The potential benefits from the anticipated increase in the number of paediatric studies include collection of better information about the efficacy and safety of prescription drugs in children. It is expected that more drugs will be labelled for use in children, and dosing guidelines appropriate for children will be available. A likely by-product will be formulations that are practical for use in this age group.

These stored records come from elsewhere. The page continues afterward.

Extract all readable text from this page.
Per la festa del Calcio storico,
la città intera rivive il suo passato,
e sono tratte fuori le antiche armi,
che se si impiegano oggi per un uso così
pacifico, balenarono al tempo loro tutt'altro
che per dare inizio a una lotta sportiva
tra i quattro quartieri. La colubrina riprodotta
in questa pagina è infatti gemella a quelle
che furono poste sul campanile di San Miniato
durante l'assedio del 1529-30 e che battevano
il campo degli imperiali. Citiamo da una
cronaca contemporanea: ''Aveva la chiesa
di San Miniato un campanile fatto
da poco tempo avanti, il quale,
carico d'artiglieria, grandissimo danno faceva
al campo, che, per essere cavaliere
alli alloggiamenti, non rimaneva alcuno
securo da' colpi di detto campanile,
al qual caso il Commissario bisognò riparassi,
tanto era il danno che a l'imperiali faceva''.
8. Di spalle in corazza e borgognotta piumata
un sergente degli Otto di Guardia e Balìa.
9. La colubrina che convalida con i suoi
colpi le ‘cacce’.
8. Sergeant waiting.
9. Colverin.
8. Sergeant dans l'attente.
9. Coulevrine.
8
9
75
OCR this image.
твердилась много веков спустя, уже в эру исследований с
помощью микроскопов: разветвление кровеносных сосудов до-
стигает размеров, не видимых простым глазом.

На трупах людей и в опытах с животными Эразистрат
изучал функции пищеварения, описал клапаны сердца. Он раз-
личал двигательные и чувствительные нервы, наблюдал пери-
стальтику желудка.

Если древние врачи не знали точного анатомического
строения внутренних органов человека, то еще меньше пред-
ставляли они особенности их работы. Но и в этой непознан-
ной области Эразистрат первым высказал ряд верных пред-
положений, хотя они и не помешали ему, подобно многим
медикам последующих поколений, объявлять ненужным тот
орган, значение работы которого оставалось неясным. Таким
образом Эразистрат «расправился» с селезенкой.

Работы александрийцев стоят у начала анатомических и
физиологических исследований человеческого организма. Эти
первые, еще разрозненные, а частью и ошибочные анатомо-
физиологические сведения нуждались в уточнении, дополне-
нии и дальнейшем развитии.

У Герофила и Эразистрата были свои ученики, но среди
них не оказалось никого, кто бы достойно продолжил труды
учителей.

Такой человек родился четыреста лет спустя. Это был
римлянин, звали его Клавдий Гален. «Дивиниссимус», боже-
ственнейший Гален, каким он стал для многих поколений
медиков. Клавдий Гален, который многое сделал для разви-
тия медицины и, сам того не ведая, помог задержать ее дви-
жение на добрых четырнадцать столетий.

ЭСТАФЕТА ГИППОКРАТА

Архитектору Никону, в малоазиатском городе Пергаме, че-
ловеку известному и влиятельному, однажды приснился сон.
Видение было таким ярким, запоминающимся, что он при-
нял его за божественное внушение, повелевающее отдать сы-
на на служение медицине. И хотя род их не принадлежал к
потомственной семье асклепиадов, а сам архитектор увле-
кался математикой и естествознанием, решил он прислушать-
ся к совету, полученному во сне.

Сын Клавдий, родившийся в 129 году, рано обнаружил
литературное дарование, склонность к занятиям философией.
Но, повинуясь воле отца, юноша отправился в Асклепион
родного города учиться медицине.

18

One of the priorities for paediatric investigators in Canada should be to take advantage of this window of opportunity to conduct paediatric drug studies in this country. Experts in drug research involving children have already taken the first steps to form the Canadian Paediatric Clinical Pharmacology Network. Experience in the United States with the Pediatric Pharmacology Research Unit Network, which is supported by the National Institute of Child Health and Human Development, suggests that such collaborative efforts are most likely to be successful (8). Canada is fortunate that, despite the previous problems with drug investigations, the country has a number of productive and accomplished paediatric clinical pharmacologists, and the recent developments in enhanced federal research funding bode well for the development of the Canadian Paediatric Clinical Pharmacology Network. The future does, truly, look brighter as the vision of evidence-based medicine in paediatrics moves closer to reality in the 21st century.